S&P SmallCap 600 Value Index & S&P SmallCap 600 Growth Index
As oil price trended higher on the chart above, the Value and Growth categories demonstrated greater resilience to the downside during the initial 10 trading days of the war, remaining near their decade highs. The Value Index showed the highest resilience. The Growth Index's decline was also less than the group average, approaching 1,150. Both indices are characterized by limited historical stock dispersion in the last decade.
As noted below, small cap equities tend to be sensitive to spikes in oil prices as they increase input and logistics costs.

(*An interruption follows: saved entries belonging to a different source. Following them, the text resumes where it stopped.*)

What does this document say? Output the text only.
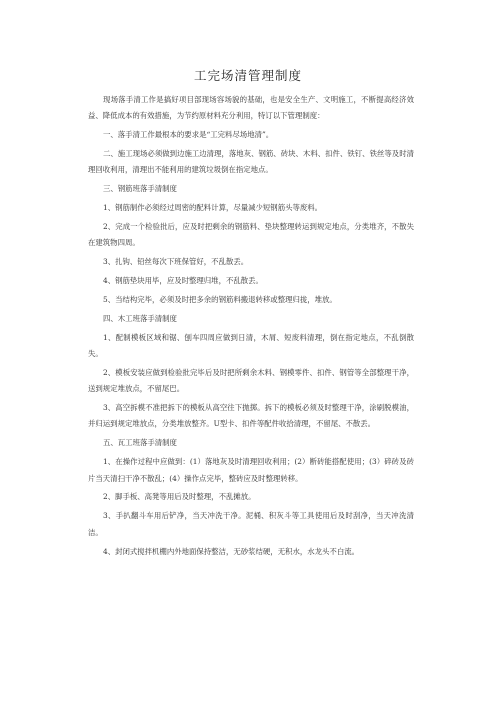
工完场清管理制度

现场落手清工作是搞好项目部现场容场貌的基础，也是安全生产、文明施工，不断提高经济效益、降低成本的有效措施，为节约原材料充分利用，特订以下管理制度：

一、落手清工作最根本的要求是“工完料尽场地清”。

二、施工现场必须做到边施工边清理，落地灰、钢筋、砖块、木料、扣件、铁钉、铁丝等及时清理回收利用，清理出不能利用的建筑垃圾倒在指定地点。

三、钢筋班落手清制度

1、钢筋制作必须经过周密的配料计算，尽量减少短钢筋头等废料。

2、完成一个检验批后，应及时把剩余的钢筋料、垫块整理转运到规定地点，分类堆齐，不散失在建筑物四周。

3、扎钩、铅丝每次下班保管好，不乱散丢。

4、钢筋垫块用毕，应及时整理归堆，不乱散丢。

5、当结构完毕，必须及时把多余的钢筋料搬退转移或整理归拢，堆放。

四、木工班落手清制度

1、配制模板区域和锯、刨车四周应做到日清，木屑、短废料清理，倒在指定地点，不乱倒散失。

2、模板安装应做到检验批完毕后及时把所剩余木料、钢模零件、扣件、钢管等全部整理干净，送到规定堆放点，不留尾巴。

3、高空拆模不准把拆下的模板从高空往下抛掷。拆下的模板必须及时整理干净，涂刷脱模油，并归运到规定堆放点，分类堆放整齐。U型卡、扣件等配件收拾清理，不留尾、不散丢。

五、瓦工班落手清制度

1、在操作过程中应做到：(1）落地灰及时清理回收利用；(2）断砖能搭配使用；(3）碎砖及砖片当天清扫干净不散乱；(4）操作点完毕，整砖应及时整理转移。

2、脚手板、高凳等用后及时整理，不乱摊放。

3、手扒翻斗车用后铲净，当天冲洗干净。泥桶、积灰斗等工具使用后及时刮净，当天冲洗清洁。

4、封闭式搅拌机棚内外地面保持整洁，无砂浆结硬，无积水，水龙头不白流。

The climbing oil price is also impacting dispersion across the 11 sectors in the S&P SmallCap 600 index. In addition to S&P Dow Jones Indices performance monitoring, the chart below plots YTD figures, accessible via Capital IQ Pro’s Portfolio Analytics offered by S&P Global Market Intelligence. These tools can be combined with user-defined custom functions to allow for ad-hoc or scheduled batch reporting. By mid-March, Energy sector equities posted higher risk-adjusted returns while defensive sectors Utilities and Health Care hovered toward the lower end of the spectrum.